Stop silencing our scientists! – Pt. 1

 Written by: Nick G. on 24 March 2021

The revelation, yesterday, that the NSW government had tried to change the work of a scientist preparing an Environmental Impact Statement (EIS) on a proposal to raise the height of Sydney’s Warragamba Dam will sadly come as no surprise to the scientific community.

Scientists, and particularly those working in areas like conservation and climate change, have told researchers that they “self-censor information for fear of damaging their careers, losing funding or being misrepresented in the media (and that) senior managers or ministers’ officers prevented researchers from speaking truthfully on scientific matters.” 
In the current extreme rainfall and flooding event over parts of NSW, Queensland and Victoria, the overflow of floodwaters from the Warragamba Dam has given some credibility to plans, first mooted some years ago, to raise the dam wall by at least 14 metres.

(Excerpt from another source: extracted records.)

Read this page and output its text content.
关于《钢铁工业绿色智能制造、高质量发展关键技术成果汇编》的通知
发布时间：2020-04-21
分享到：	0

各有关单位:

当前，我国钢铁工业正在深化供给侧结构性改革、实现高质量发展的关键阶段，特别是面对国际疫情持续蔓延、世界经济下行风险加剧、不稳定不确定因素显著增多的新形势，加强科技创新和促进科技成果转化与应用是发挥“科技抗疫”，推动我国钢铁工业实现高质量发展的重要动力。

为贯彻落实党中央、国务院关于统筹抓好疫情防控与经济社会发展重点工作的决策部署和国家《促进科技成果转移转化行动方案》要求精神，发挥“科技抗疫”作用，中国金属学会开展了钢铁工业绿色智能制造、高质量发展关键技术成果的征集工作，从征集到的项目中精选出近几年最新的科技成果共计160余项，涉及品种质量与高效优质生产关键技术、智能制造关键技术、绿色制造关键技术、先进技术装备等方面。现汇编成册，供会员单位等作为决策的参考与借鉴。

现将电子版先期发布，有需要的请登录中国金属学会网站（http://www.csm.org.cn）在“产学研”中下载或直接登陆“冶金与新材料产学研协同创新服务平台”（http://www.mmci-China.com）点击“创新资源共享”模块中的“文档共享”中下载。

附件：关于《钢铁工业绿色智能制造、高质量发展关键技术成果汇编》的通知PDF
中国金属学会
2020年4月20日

However, this has serious environmental and social implications:
It could see the destruction of over 1,200 culturally significant Aboriginal sites according to Gundungurra Traditional Owners
It could inundate over 4,700 hectares of the UNESCO World Heritage-listed Blue Mountains National Park and destroy the last wild river in Western Sydney, the Kowmung River.
The project would likely impact up to half of the remaining population of the critically endangered regent honeyeater; and 28 species of threatened animals, including nine mammals. Regent honeyeaters are so rare that young birds aren't learning their own song.

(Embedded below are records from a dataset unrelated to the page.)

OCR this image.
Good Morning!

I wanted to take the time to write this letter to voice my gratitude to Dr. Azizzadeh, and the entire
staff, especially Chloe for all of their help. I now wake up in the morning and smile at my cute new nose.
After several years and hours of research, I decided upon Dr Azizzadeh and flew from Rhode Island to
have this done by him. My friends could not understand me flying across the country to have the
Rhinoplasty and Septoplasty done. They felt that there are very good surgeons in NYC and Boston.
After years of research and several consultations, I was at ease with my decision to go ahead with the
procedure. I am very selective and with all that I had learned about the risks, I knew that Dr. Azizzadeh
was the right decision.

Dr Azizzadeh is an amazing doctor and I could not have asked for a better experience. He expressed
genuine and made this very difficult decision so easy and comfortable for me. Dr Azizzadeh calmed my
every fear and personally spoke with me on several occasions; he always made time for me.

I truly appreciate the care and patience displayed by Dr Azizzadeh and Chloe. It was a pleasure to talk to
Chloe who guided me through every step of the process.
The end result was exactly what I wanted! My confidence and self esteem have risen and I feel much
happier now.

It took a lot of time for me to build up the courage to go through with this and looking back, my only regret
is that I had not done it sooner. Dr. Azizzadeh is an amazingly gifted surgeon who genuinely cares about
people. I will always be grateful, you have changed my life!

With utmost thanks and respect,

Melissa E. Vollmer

The scientist preparing the EIS had estimated that the cost to NSW of compensation for environmental damage would be $2.88 billion, more than four times the initial estimate of the project cost, touted at $690 million.
What followed were attempts to force her to change key findings in the draft EIS.
She was pressured to change language about impacts on plants and animals from "will likely kill" to "may impact” and to change her categorisation of the damage expected to occur upstream of the dam — where the higher wall would flood ecosystems — from "direct" impacts of the project to “indirect” impacts.
If the impacts were considered "indirect", the government would not have to pay compensation upfront and would only assess and pay for any damage after it occurred.   
Pressure on the scientist by the government is unlawful and corrupt.  The law requires that an EIS be conducted by an independent assessor. Under unlawful pressure to change her findings, she quit.
She was immediately replaced by someone who, until then, had been working for the government on the dam-raising project at WaterNSW. 
Harry Burkitt from the Colong Foundation for Wilderness said: "Why is someone who is trying to get an outcome for WaterNSW in raising Warragamba Dam wall, now being put in charge of determining the ecological impacts of this proposal?"
Professor of corporate governance at UTS Thomas Clarke said the revelations were shocking.
"A profound concern outlined here is that the NSW government is allowing the conditions to be created for a major ecological disaster to the ancient ecology of the Blue Mountains, and has allowed a systemic undermining of governance processes to enable this including a serious neglect of its own code of conduct concerning objective advice and conflicts of interest," he said.
"This apparent manipulation of results to suit NSW agency interests is directly contradicting the principles of NSW regulation."
The silencing of scientists like the ecologist in this example, is seriously undermining the community’s right to know. 
It is indicative of how policy-making under capitalism too often treats the public as mushrooms – kept in the dark and fed bullshit.
In a second article, we will examine further examples of this ugly phenomenon.